The Hong Kong-Zhuhai-Macao Bridge 29.6-km (18.4-mile) main section has satisfied the requirements of trial operation and been approved for service upon scoring 99.17, it was announced by an expert panel established by the Hong Kong-Zhuhai-Macao Authority at an inspection and acceptance conference on Feb 6.
A hundred and fifty representatives of the authority and construction companies surveyed the Jiuzhou, Jianghai, and Qingzhou navigation channels, subsea marine tunnel, and Eastern Artificial Island before the acceptance was made public in the afternoon.
Representatives survey the bridge section [Photo/Xinhua News Agency]
The above-sea portion was reviewed the previous day at a seminar after which Man Chung Tang, a foreign academician from the Chinese Academy of Engineering, proclaimed the mega bridge as clearly safe, practical, economical, and aesthetically pleasing.
The HZMB was listed along with Beijing Airport in 2015 by British newspaper The Guardian as one of the "Megastructures: seven wonders of the modern world." At the time, it was in the midst of six years of preparation and eight years of construction, which commenced on Dec 15, 2009.
Designed to stand 120 years, which reportedly is longer than any other bridge on the Chinese mainland, the HZMB is built to withstand typhoons up to Gale Force 16 and earthquakes up to Magnitude 8 on the Richter scale.
The structure connects Zhuhai and Macao in the west to Hong Kong in the east. It is expected to stimulate the economy in the Pearl River Delta area by slashing travel time between Hong Kong and Zhuhai from three hours to just 30 minutes.

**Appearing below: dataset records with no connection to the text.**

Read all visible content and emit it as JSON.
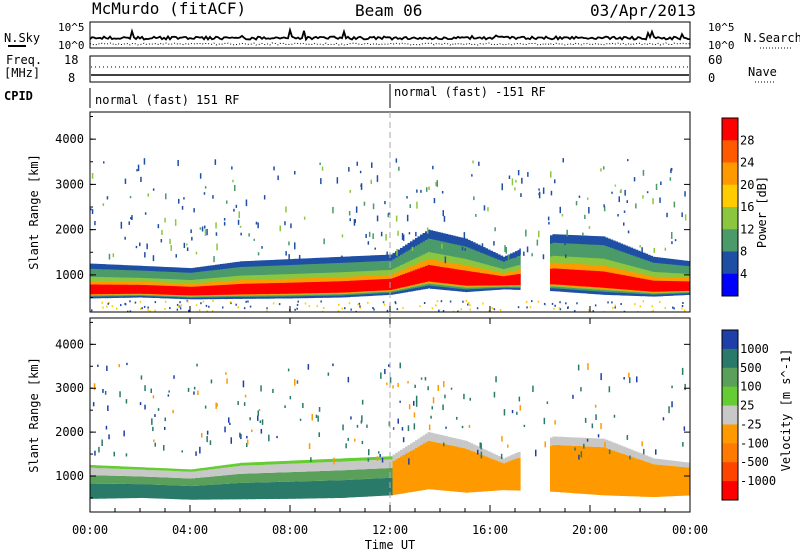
{
  "header": {
    "station": "McMurdo (fitACF)",
    "beam": "Beam 06",
    "date": "03/Apr/2013"
  },
  "top_panels": {
    "nsky_label": "N.Sky",
    "nsearch_label": "N.Search",
    "noise_ticks_left": [
      "10^5",
      "10^0"
    ],
    "noise_ticks_right": [
      "10^5",
      "10^0"
    ],
    "freq_label_1": "Freq.",
    "freq_label_2": "[MHz]",
    "freq_ticks": [
      "18",
      "8"
    ],
    "nave_ticks": [
      "60",
      "0"
    ],
    "nave_label": "Nave",
    "cpid_label": "CPID",
    "cpid_segments": [
      "normal (fast) 151 RF",
      "normal (fast) -151 RF"
    ]
  },
  "chart_data": [
    {
      "type": "heatmap",
      "panel": "power",
      "ylabel": "Slant Range [km]",
      "xlabel": "Time UT",
      "x_ticks": [
        "00:00",
        "04:00",
        "08:00",
        "12:00",
        "16:00",
        "20:00",
        "00:00"
      ],
      "x_range_hours": [
        0,
        24
      ],
      "y_ticks": [
        1000,
        2000,
        3000,
        4000
      ],
      "ylim": [
        180,
        4600
      ],
      "colorbar_label": "Power [dB]",
      "colorbar_ticks": [
        "28",
        "24",
        "20",
        "16",
        "12",
        "8",
        "4"
      ],
      "colorbar_colors": [
        "#ff0000",
        "#ff5a00",
        "#ff9900",
        "#ffcc00",
        "#8cc63f",
        "#4a9a6a",
        "#1f4fa5",
        "#0000ff"
      ],
      "echo_band": [
        {
          "hour": 0.0,
          "lower_km": 480,
          "upper_km": 1250
        },
        {
          "hour": 2.0,
          "lower_km": 500,
          "upper_km": 1200
        },
        {
          "hour": 4.0,
          "lower_km": 460,
          "upper_km": 1150
        },
        {
          "hour": 6.0,
          "lower_km": 470,
          "upper_km": 1300
        },
        {
          "hour": 8.0,
          "lower_km": 480,
          "upper_km": 1350
        },
        {
          "hour": 10.0,
          "lower_km": 500,
          "upper_km": 1400
        },
        {
          "hour": 12.0,
          "lower_km": 560,
          "upper_km": 1450
        },
        {
          "hour": 13.5,
          "lower_km": 700,
          "upper_km": 2000
        },
        {
          "hour": 15.0,
          "lower_km": 620,
          "upper_km": 1800
        },
        {
          "hour": 16.5,
          "lower_km": 680,
          "upper_km": 1400
        },
        {
          "hour": 18.5,
          "lower_km": 640,
          "upper_km": 1900
        },
        {
          "hour": 20.5,
          "lower_km": 560,
          "upper_km": 1850
        },
        {
          "hour": 22.5,
          "lower_km": 520,
          "upper_km": 1400
        },
        {
          "hour": 24.0,
          "lower_km": 560,
          "upper_km": 1300
        }
      ]
    },
    {
      "type": "heatmap",
      "panel": "velocity",
      "ylabel": "Slant Range [km]",
      "xlabel": "Time UT",
      "x_ticks": [
        "00:00",
        "04:00",
        "08:00",
        "12:00",
        "16:00",
        "20:00",
        "00:00"
      ],
      "x_range_hours": [
        0,
        24
      ],
      "y_ticks": [
        1000,
        2000,
        3000,
        4000
      ],
      "ylim": [
        180,
        4600
      ],
      "colorbar_label": "Velocity [m s^-1]",
      "colorbar_ticks": [
        "1000",
        "500",
        "100",
        "25",
        "-25",
        "-100",
        "-500",
        "-1000"
      ],
      "colorbar_colors": [
        "#1f3fa8",
        "#2a7a6a",
        "#5aa05a",
        "#66cc33",
        "#c8c8c8",
        "#ff9900",
        "#ff7a00",
        "#ff4400",
        "#ff0000"
      ],
      "regions": [
        {
          "hours": [
            0,
            12
          ],
          "lower_km": 480,
          "upper_km": 1300,
          "velocity": "25 to 500 (green)"
        },
        {
          "hours": [
            12,
            17.5
          ],
          "lower_km": 600,
          "upper_km": 1700,
          "velocity": "-100 (orange)"
        },
        {
          "hours": [
            18.5,
            24
          ],
          "lower_km": 560,
          "upper_km": 1800,
          "velocity": "-100 (orange)"
        }
      ]
    }
  ]
}
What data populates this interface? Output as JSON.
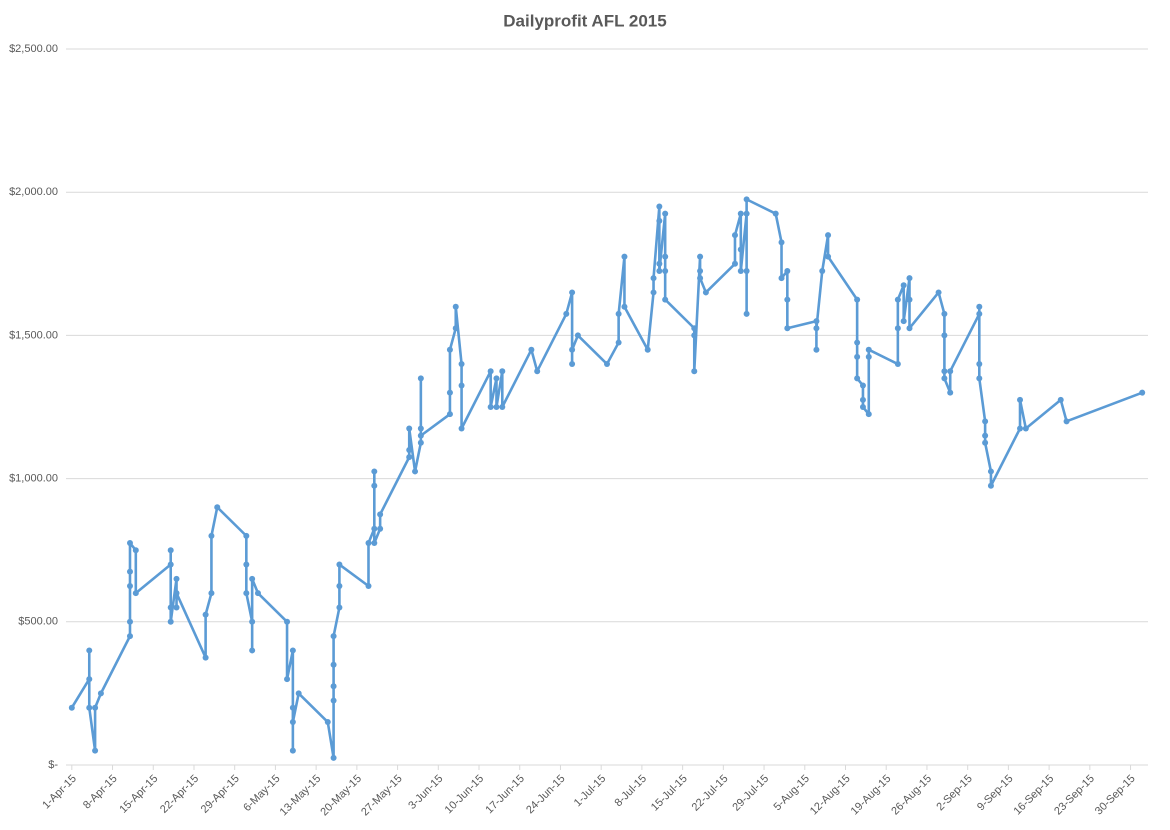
{
  "chart_data": {
    "type": "line",
    "title": "Dailyprofit AFL 2015",
    "color": "#5b9bd5",
    "grid": true,
    "x": [
      "2015-04-01",
      "2015-04-04",
      "2015-04-04",
      "2015-04-04",
      "2015-04-05",
      "2015-04-05",
      "2015-04-06",
      "2015-04-11",
      "2015-04-11",
      "2015-04-11",
      "2015-04-11",
      "2015-04-11",
      "2015-04-12",
      "2015-04-12",
      "2015-04-18",
      "2015-04-18",
      "2015-04-18",
      "2015-04-18",
      "2015-04-19",
      "2015-04-19",
      "2015-04-19",
      "2015-04-24",
      "2015-04-24",
      "2015-04-25",
      "2015-04-25",
      "2015-04-26",
      "2015-05-01",
      "2015-05-01",
      "2015-05-01",
      "2015-05-02",
      "2015-05-02",
      "2015-05-02",
      "2015-05-03",
      "2015-05-08",
      "2015-05-08",
      "2015-05-09",
      "2015-05-09",
      "2015-05-09",
      "2015-05-09",
      "2015-05-10",
      "2015-05-15",
      "2015-05-16",
      "2015-05-16",
      "2015-05-16",
      "2015-05-16",
      "2015-05-16",
      "2015-05-17",
      "2015-05-17",
      "2015-05-17",
      "2015-05-22",
      "2015-05-22",
      "2015-05-23",
      "2015-05-23",
      "2015-05-23",
      "2015-05-23",
      "2015-05-24",
      "2015-05-24",
      "2015-05-29",
      "2015-05-29",
      "2015-05-29",
      "2015-05-30",
      "2015-05-31",
      "2015-05-31",
      "2015-05-31",
      "2015-05-31",
      "2015-06-05",
      "2015-06-05",
      "2015-06-05",
      "2015-06-06",
      "2015-06-06",
      "2015-06-07",
      "2015-06-07",
      "2015-06-07",
      "2015-06-12",
      "2015-06-12",
      "2015-06-13",
      "2015-06-13",
      "2015-06-14",
      "2015-06-14",
      "2015-06-19",
      "2015-06-20",
      "2015-06-25",
      "2015-06-26",
      "2015-06-26",
      "2015-06-26",
      "2015-06-27",
      "2015-07-02",
      "2015-07-04",
      "2015-07-04",
      "2015-07-05",
      "2015-07-05",
      "2015-07-09",
      "2015-07-10",
      "2015-07-10",
      "2015-07-11",
      "2015-07-11",
      "2015-07-11",
      "2015-07-11",
      "2015-07-12",
      "2015-07-12",
      "2015-07-12",
      "2015-07-12",
      "2015-07-17",
      "2015-07-17",
      "2015-07-17",
      "2015-07-18",
      "2015-07-18",
      "2015-07-18",
      "2015-07-19",
      "2015-07-24",
      "2015-07-24",
      "2015-07-25",
      "2015-07-25",
      "2015-07-25",
      "2015-07-26",
      "2015-07-26",
      "2015-07-26",
      "2015-07-26",
      "2015-07-31",
      "2015-08-01",
      "2015-08-01",
      "2015-08-02",
      "2015-08-02",
      "2015-08-02",
      "2015-08-07",
      "2015-08-07",
      "2015-08-07",
      "2015-08-08",
      "2015-08-09",
      "2015-08-09",
      "2015-08-14",
      "2015-08-14",
      "2015-08-14",
      "2015-08-14",
      "2015-08-15",
      "2015-08-15",
      "2015-08-15",
      "2015-08-16",
      "2015-08-16",
      "2015-08-16",
      "2015-08-21",
      "2015-08-21",
      "2015-08-21",
      "2015-08-22",
      "2015-08-22",
      "2015-08-23",
      "2015-08-23",
      "2015-08-23",
      "2015-08-28",
      "2015-08-29",
      "2015-08-29",
      "2015-08-29",
      "2015-08-29",
      "2015-08-30",
      "2015-08-30",
      "2015-09-04",
      "2015-09-04",
      "2015-09-04",
      "2015-09-04",
      "2015-09-05",
      "2015-09-05",
      "2015-09-05",
      "2015-09-06",
      "2015-09-06",
      "2015-09-11",
      "2015-09-11",
      "2015-09-12",
      "2015-09-18",
      "2015-09-19",
      "2015-10-02"
    ],
    "values": [
      200,
      300,
      400,
      200,
      50,
      200,
      250,
      450,
      500,
      625,
      675,
      775,
      750,
      600,
      700,
      750,
      550,
      500,
      650,
      550,
      600,
      375,
      525,
      600,
      800,
      900,
      800,
      700,
      600,
      500,
      400,
      650,
      600,
      500,
      300,
      400,
      200,
      50,
      150,
      250,
      150,
      25,
      225,
      275,
      350,
      450,
      550,
      625,
      700,
      625,
      775,
      825,
      975,
      1025,
      775,
      825,
      875,
      1075,
      1100,
      1175,
      1025,
      1125,
      1175,
      1350,
      1150,
      1225,
      1300,
      1450,
      1525,
      1600,
      1400,
      1325,
      1175,
      1375,
      1250,
      1350,
      1250,
      1375,
      1250,
      1450,
      1375,
      1575,
      1650,
      1400,
      1450,
      1500,
      1400,
      1475,
      1575,
      1775,
      1600,
      1450,
      1650,
      1700,
      1950,
      1900,
      1750,
      1725,
      1925,
      1775,
      1725,
      1625,
      1525,
      1500,
      1375,
      1775,
      1725,
      1700,
      1650,
      1750,
      1850,
      1925,
      1800,
      1725,
      1925,
      1725,
      1575,
      1975,
      1925,
      1825,
      1700,
      1725,
      1625,
      1525,
      1550,
      1450,
      1525,
      1725,
      1850,
      1775,
      1625,
      1475,
      1425,
      1350,
      1325,
      1275,
      1250,
      1225,
      1425,
      1450,
      1400,
      1525,
      1625,
      1675,
      1550,
      1700,
      1625,
      1525,
      1650,
      1575,
      1500,
      1375,
      1350,
      1300,
      1375,
      1575,
      1600,
      1400,
      1350,
      1200,
      1150,
      1125,
      1025,
      975,
      1175,
      1275,
      1175,
      1275,
      1200,
      1300
    ],
    "xlim": [
      "2015-03-31",
      "2015-10-03"
    ],
    "xticks": [
      {
        "value": "2015-04-01",
        "label": "1-Apr-15"
      },
      {
        "value": "2015-04-08",
        "label": "8-Apr-15"
      },
      {
        "value": "2015-04-15",
        "label": "15-Apr-15"
      },
      {
        "value": "2015-04-22",
        "label": "22-Apr-15"
      },
      {
        "value": "2015-04-29",
        "label": "29-Apr-15"
      },
      {
        "value": "2015-05-06",
        "label": "6-May-15"
      },
      {
        "value": "2015-05-13",
        "label": "13-May-15"
      },
      {
        "value": "2015-05-20",
        "label": "20-May-15"
      },
      {
        "value": "2015-05-27",
        "label": "27-May-15"
      },
      {
        "value": "2015-06-03",
        "label": "3-Jun-15"
      },
      {
        "value": "2015-06-10",
        "label": "10-Jun-15"
      },
      {
        "value": "2015-06-17",
        "label": "17-Jun-15"
      },
      {
        "value": "2015-06-24",
        "label": "24-Jun-15"
      },
      {
        "value": "2015-07-01",
        "label": "1-Jul-15"
      },
      {
        "value": "2015-07-08",
        "label": "8-Jul-15"
      },
      {
        "value": "2015-07-15",
        "label": "15-Jul-15"
      },
      {
        "value": "2015-07-22",
        "label": "22-Jul-15"
      },
      {
        "value": "2015-07-29",
        "label": "29-Jul-15"
      },
      {
        "value": "2015-08-05",
        "label": "5-Aug-15"
      },
      {
        "value": "2015-08-12",
        "label": "12-Aug-15"
      },
      {
        "value": "2015-08-19",
        "label": "19-Aug-15"
      },
      {
        "value": "2015-08-26",
        "label": "26-Aug-15"
      },
      {
        "value": "2015-09-02",
        "label": "2-Sep-15"
      },
      {
        "value": "2015-09-09",
        "label": "9-Sep-15"
      },
      {
        "value": "2015-09-16",
        "label": "16-Sep-15"
      },
      {
        "value": "2015-09-23",
        "label": "23-Sep-15"
      },
      {
        "value": "2015-09-30",
        "label": "30-Sep-15"
      }
    ],
    "ylim": [
      0,
      2500
    ],
    "yticks": [
      {
        "value": 0,
        "label": "$-"
      },
      {
        "value": 500,
        "label": "$500.00"
      },
      {
        "value": 1000,
        "label": "$1,000.00"
      },
      {
        "value": 1500,
        "label": "$1,500.00"
      },
      {
        "value": 2000,
        "label": "$2,000.00"
      },
      {
        "value": 2500,
        "label": "$2,500.00"
      }
    ]
  }
}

HZM Bridge main section inspected [Photo by Chen Xinnian/Zhuhai Daily]
The project includes three Boundary-Crossing Facilities in Hong Kong, Zhuhai and Macao, with a 12.74-km (8-mile) link to Zhuhai and a 12-km (7.5-mile) link to Hong Kong.
The main section has been called the Mount Everest (Chomolungma Peak) of the transportation industry. It is composed of the principal 22.9-km (14.2-mile) bridge section, two 100,000-sq-m (1,076-sq-ft) engineered islands, and 6.7-km (4.2-mile) tunnel located 100 m (328 ft) under the Lingding Sea of the Pearl River Estuary. It runs from the marine border between Hong Kong and Guangdong (K5+972.45) along the north side of the 23DY anchorage before crossing Tonggu and Lingding West channels via the tunnel. The bridge passes the Qingzhou, Jianghai, and Jiuzhou navigation channels to link up with the Zhuhai-Macao frontier port island (K35+890).
After seven years of often ingenious effort by more than 10,000 engineers and workers from China Communications Construction Co (CCCC), the main bridge was completed on Sept 27, 2016 and the island-tunnel section finished on July 7, 2017. The main section was fully connected on Dec 31 last year, a key step toward opening to traffic in mid-2018.
The bridge utilizes some of the most advanced technologies and minimizes environmental side-effects, according to Feng Yinghui, deputy chief architect at CCCC-FHDI Engineering, a subsidiary of CCCC. The elegant bridge design and fluid shape of the islands are the result of the clever architectural formation, she added, as engineers took advantage of every resource available. Feng also said that this experience could serve as the basis for future projects.